I acknowledge the arguments against gentrification, but, since most of the prosperous areas of Jersey City along the Hudson waterfront were largely filled with railroad lines, factories, and warehouses in 1979, it’s likely that there was only a modest amount of displacement—and that it occurred over several decades.

In the United States, numerous cities sit on rivers. In many cases, smaller cities (or neighborhoods) across the river from the CBDs of major cities have ended up being places to which poorer people have been pushed. Camden, N.J., and East Saint Louis, Ill., are classic examples. Oakland and perhaps Brooklyn have sometimes been considered “poor cousins” too, and so have Jersey City, Newark, and (less clearly) Hoboken.

Much of Jersey City and all of Hoboken have broken out of this pattern over the last two or three decades. They’ve become prosperous, dense, and extremely urban places.

  1. I can’t resist adding a brief description of this system.

    It runs from Bayonne and southwestern Jersey City to a northern terminus in North Bergen. It passes through Hoboken, Weehawken, and several other municipalities on the Hudson.

    Most of the line follows old railroad alignments, so, even in central Jersey City, it often has its own right-of-way. Some of it is elevated, and the line passes under the Palisades in a subway.

    Marin Boulevard station on the Hudson-Bergen Light Rail line. The station sits in the middle of a neighborhood of new high-rise housing.

    The line does run in traffic for a few blocks in Jersey City.

    The Hudson-Bergen light-rail line as it runs along Essex Street a little south of Exchange Place in Jersey City.

    There are quite a few level crossings, and signal preemption does not prevent trains from having to stop at some red lights on every trip.
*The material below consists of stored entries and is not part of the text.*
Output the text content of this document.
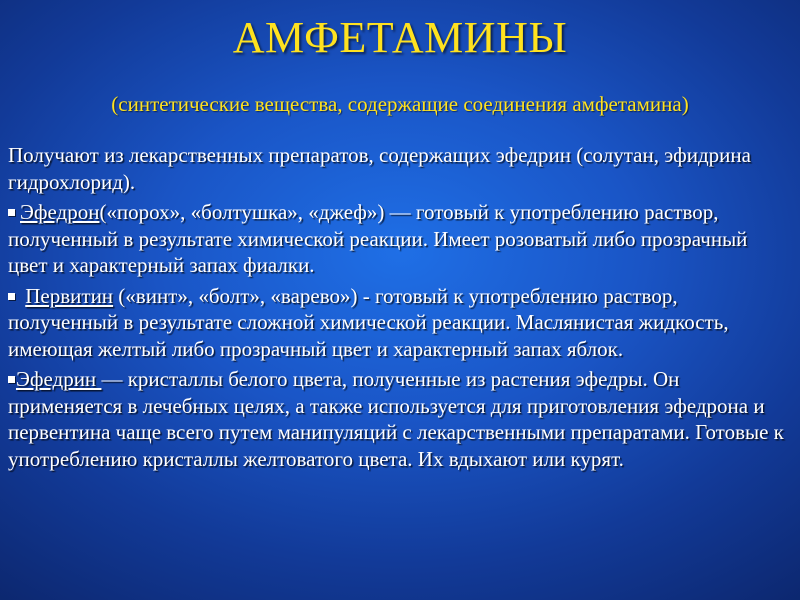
АМФЕТАМИНЫ
(синтетические вещества, содержащие соединения амфетамина)

Получают из лекарственных препаратов, содержащих эфедрин (солутан, эфидрина гидрохлорид).

Эфедрон(«порох», «болтушка», «джеф») — готовый к употреблению раствор, полученный в результате химической реакции. Имеет розоватый либо прозрачный цвет и характерный запах фиалки.

Первитин («винт», «болт», «варево») - готовый к употреблению раствор, полученный в результате сложной химической реакции. Маслянистая жидкость, имеющая желтый либо прозрачный цвет и характерный запах яблок.

Эфедрин — кристаллы белого цвета, полученные из растения эфедры. Он применяется в лечебных целях, а также используется для приготовления эфедрона и первентина чаще всего путем манипуляций с лекарственными препаратами. Готовые к употреблению кристаллы желтоватого цвета. Их вдыхают или курят.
Still, the line’s a little speedier than the majority of new U.S. light-rail systems.

    The central portion of the line, from West Side Avenue in Jersey City and 34th Street in Bayonne north to Newport, opened in 2000, the rest between 2002 and 2011. The light-rail line complements the long-existing PATH system, which connects Manhattan with Hoboken, Jersey City, and Newark via tunnels under the Hudson and through Jersey City and Hoboken.

  2. See my earlier post, on Waikiki and Brickell, for some other examples.